Case Name: People v. Corbett, et al.
Court: Colorado Supreme Court
Jurisdiction: Colorado
Decision Date: 1922-10-02
Citations: 72 Colo. 117
Docket Number: No. 10,158
Parties: People v. Corbett, et al.
Judges: 
Reporter: Colorado Reports
Volume: 72
Pages: 117–119

Head Matter:
No. 10,158.
People v. Corbett, et al.
Decided October 2, 1922.
Error by the people to review a judgment of acquittal in a criminal case.
Reversed.
1. Prize Fighting — /Statute Construed — Instructions. Chapter 123, S. L. 1899, concerning prize fighting and sparring exhibitions, construed. Instructions of the court in a prosecution under the statute, reviewed and held erroneous.
Error to the District Court of the City and County of Denver, Hon. Warren A. Haggott, Judge.
Mr. Victor E. Keyes, attorney general, Mr. Charles R. Conlee, assistant, Mr. Philip Van Cise, district attorney, Mr. James E. Garrigues, assistant, Mr. Carl Cline, deputy, for the people.
No appearance for defendants in error.
En banc.

Opinion:
Mr. Justice Burke
delivered the opinion of the court.
Defendants in error were informed against for aiding and abetting a "fight without weapons" and aiding and abetting a "fight commonly called a ring or prize fight." They were acquitted by a jury and the people bring the cause here for review under section 1997, R. S. 1908. The defendants having failed to appear in this court we have not the benefit of a brief in support of the judgment.
The Act under which this information was filed is chapter 123, L. 1899, p. 309 and is entitled, "An Act in. Relation to Prize Fighting and Sparring Exhibitions." The material portion of it reads:
"A person who, within this state, engages in, instigates, aids, encourages or does any act to further a contention or fight without weapons, between two or more persons, or a fight commonly called a ring or prize fight, or who engages in a public or private sparring exhibition, with or without gloves, within the state, to attend which an admission fee is charged or received, is guilty of a misdemeanor; Provided, however, That sparring exhibitions with gloves of not less than five ounces each in weight may be held by a domestic incorporated athletic association in a building leased by it for athletic purposes only, for at least one year, or in a building owned and occupied by such association, upon the payment of a yearly license of not less than one thousand dollars ($1,000) into the treasury of the city or town wherein such association has its building, or if such building be not situated within the limits of any incorporated town or city then such yearly license shall be paid into the treasury of the county wherein such building is situated.

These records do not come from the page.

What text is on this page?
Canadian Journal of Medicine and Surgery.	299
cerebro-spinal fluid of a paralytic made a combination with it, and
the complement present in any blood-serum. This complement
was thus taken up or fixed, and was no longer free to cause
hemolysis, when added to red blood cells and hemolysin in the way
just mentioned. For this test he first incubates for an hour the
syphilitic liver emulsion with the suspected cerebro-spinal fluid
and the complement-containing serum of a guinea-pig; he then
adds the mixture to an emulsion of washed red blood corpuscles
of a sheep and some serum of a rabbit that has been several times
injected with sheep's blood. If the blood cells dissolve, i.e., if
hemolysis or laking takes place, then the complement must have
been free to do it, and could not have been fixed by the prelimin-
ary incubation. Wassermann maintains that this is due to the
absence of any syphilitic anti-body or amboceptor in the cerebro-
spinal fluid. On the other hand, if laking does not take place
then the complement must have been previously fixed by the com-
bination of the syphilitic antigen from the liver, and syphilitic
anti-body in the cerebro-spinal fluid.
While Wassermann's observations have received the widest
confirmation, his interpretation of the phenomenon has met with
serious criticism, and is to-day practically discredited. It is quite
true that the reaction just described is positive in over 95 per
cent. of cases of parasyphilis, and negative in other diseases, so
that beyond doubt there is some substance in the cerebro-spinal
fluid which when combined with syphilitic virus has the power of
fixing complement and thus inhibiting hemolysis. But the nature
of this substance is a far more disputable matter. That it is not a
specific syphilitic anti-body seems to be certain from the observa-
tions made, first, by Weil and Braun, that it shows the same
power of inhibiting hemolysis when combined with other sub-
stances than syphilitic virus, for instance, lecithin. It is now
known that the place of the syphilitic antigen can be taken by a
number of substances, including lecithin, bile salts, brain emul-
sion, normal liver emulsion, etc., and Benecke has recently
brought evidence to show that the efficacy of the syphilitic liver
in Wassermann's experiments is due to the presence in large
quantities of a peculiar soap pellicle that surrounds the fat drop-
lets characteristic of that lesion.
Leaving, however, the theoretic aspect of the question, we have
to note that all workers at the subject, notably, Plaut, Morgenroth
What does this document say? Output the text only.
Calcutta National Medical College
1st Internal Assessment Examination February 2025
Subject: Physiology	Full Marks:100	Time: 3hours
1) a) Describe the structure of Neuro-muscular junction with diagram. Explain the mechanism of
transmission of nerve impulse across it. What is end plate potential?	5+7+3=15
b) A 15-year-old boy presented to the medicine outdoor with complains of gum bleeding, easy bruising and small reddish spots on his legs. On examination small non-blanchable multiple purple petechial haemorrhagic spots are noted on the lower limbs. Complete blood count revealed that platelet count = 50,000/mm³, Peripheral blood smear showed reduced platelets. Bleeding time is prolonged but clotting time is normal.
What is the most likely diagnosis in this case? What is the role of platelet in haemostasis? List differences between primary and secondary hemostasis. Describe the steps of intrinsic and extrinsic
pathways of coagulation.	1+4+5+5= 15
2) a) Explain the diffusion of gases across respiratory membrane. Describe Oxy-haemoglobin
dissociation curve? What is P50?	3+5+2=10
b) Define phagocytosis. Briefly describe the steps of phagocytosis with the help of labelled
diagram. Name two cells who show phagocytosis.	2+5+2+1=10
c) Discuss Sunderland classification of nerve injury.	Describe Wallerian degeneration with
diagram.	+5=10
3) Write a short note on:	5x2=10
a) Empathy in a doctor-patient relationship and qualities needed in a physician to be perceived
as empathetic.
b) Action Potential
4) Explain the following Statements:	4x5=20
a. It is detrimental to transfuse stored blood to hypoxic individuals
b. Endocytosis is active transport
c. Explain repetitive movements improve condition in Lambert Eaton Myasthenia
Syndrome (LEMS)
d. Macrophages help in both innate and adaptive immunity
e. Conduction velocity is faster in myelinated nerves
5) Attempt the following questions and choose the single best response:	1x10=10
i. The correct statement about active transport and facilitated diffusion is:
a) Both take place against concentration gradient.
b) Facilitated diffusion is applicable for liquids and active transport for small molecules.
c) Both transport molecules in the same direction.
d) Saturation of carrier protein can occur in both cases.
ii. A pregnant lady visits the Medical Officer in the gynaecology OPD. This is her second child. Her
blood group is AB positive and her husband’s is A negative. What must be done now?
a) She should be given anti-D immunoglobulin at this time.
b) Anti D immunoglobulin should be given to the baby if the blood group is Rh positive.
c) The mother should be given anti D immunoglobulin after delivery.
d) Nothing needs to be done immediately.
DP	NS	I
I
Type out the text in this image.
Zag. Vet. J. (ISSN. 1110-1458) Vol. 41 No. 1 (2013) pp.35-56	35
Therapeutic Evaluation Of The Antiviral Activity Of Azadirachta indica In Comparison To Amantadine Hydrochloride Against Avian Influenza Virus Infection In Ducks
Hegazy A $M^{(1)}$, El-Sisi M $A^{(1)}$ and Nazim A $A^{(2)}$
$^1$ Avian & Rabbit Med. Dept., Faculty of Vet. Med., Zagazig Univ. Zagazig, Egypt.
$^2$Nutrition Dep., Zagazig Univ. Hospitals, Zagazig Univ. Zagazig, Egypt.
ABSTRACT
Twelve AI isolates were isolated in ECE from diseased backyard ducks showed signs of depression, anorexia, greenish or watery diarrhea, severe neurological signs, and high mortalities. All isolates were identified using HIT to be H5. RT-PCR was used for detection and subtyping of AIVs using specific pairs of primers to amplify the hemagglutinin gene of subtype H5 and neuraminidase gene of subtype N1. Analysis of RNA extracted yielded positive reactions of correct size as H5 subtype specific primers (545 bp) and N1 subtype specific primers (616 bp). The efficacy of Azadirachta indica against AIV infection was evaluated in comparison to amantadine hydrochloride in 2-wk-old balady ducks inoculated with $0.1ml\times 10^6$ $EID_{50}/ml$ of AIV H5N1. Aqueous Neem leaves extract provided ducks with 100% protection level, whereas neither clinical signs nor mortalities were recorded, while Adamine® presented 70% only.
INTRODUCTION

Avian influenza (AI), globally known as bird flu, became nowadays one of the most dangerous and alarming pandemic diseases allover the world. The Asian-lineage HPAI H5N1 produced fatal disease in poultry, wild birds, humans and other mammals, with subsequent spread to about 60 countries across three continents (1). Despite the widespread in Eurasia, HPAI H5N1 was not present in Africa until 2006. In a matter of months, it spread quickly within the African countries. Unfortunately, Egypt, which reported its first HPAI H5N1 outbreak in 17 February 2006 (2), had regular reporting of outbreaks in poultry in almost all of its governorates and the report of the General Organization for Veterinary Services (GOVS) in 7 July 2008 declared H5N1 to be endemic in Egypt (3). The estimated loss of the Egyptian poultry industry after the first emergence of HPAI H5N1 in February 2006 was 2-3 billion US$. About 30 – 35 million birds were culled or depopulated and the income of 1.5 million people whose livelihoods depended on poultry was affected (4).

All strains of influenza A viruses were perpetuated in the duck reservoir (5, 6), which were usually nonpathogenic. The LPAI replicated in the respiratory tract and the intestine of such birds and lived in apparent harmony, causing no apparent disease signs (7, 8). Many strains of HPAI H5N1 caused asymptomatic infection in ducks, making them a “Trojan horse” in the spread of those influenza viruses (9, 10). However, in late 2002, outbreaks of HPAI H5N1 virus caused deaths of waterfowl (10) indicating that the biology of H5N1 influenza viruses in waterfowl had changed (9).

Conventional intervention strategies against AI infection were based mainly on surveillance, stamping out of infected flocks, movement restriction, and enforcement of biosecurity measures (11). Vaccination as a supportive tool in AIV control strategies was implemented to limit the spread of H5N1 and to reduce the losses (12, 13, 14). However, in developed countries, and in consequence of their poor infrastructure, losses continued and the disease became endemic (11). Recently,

The people requested an instruction that if the principals engaged in a "contention or fight without weapons" or a "fight commonly called a ring or prize fight" and defendants instigated, aided or encouraged the same they should be convicted. That request was refused.
Instruction No. 11 given by the court advised the jury that if the fight in question was such as is "commonly called a ring or prize fight" and defendants instigated, aided or encouraged the same they would not be guilty if the conditions enumerated in the foregoing proviso were present. Instruction No. 13 given by the court advised the jury that if the elements enumerated in said proviso were present the defendants must be found not guilty. To each of these instructions the people objected.
A distinction between a prize fight and a sparring exhibition is recognized in the title of this Act. The body of it takes cognizance of five transactions: 1. A contention or fight without weapons; 2. A fight commonly called a ring or prize fight; 3. A sparring exhibition under.an admission charge and where the conditions of the proviso or some of them are lacking; 4. A free sparring exhibition; 5. A sparring exhibition under an admission charge and where all the conditions of the proviso are present. To engage in, instigate, aid, or encourage the first, second or third is by this statute made a misdemeanor, whereas a like participation in the fourth or fifth is no offense. The court's instructions numbered 11 and 13 failed to preserve this distinction and were erroneous. The instruction tendered by the people and refused by the court was correct.
The judgment is accordingly disapproved and reversed.